Jun 22, 2006 21:03
there is a check list of things i must do. i am slowly getting through them, though not at the pace i had hoped. and yet, here i am. i have another two hours by myself in which to do work before the boy gets home, and i am writing in my livejournal and trying to decide whether i should a) watch a movie b) play halo or c) play max payne 2. i should do more work. i should email the list of twenty theatre companies i have and see if they'll put me on their media list for reviews. i should finish the thank you letter to my father before my sister jumps right down my throat. i should be looking at costs for printing photographs for my exhibition. gah. tomorrow, i tell myself. tomorrow.
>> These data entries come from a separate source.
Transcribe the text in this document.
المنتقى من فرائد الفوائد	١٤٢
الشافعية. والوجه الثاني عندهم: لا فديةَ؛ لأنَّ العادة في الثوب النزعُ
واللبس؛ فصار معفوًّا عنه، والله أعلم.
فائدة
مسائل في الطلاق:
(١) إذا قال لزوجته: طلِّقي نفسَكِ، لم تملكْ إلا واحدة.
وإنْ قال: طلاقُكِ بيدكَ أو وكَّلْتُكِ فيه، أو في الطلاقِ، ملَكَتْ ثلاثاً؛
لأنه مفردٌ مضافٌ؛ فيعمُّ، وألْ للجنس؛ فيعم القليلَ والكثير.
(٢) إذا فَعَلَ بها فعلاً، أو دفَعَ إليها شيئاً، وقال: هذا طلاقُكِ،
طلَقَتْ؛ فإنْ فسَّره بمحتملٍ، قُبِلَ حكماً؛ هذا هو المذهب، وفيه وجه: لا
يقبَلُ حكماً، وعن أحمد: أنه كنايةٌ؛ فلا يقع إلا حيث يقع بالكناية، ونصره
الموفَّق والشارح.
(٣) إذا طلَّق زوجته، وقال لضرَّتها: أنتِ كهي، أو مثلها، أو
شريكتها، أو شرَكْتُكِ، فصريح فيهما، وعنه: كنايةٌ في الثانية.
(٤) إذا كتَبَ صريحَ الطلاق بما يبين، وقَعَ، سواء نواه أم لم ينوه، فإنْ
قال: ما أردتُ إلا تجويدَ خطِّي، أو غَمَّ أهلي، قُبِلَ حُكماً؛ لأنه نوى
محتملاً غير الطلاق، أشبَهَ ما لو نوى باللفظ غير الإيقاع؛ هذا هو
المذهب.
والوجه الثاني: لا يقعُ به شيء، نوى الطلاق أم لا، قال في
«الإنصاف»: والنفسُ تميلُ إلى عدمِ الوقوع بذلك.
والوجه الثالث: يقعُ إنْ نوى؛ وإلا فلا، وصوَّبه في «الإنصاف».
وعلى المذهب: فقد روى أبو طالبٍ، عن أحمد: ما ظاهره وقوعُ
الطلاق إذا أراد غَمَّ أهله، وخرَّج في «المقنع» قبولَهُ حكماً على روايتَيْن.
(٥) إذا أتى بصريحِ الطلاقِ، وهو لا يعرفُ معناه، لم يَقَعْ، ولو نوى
tomorrow i must book my car in for another $250 thing that needs to be fixed. tomorrow i need to make an appointment to view my exhibition space. tomorrow i need to set up photo-shoot times with models. tomorrow i also needs to go to work.
in other news. i spoke to him about that person in his life that was making things difficult for me. we sorted things out and although right now it seems okay, i cannot help but think that given a few weeks we will be back to where we started. cher and i spoke briefly on the matter tonight, wondering how it is they can be so close when no one really knows who he is, especially the boy. but anyway.. things between us are wonderful. i am still letting go, but he is helping me as much as he can. abd he is being more truthful, which helps so much more than he realises.
i am looking into entering some poetry competitions so i can take another step towards being published. i am also looking into selling some of my old things on ebay so i can make some money. i am dreadfully low right now. soon i will be in too much debt to get out of easily.
look at how boring i have become. i think it is time for food, maybe an episode of criminal intent, and then perhaps a movie... or a game. i still haven't decided.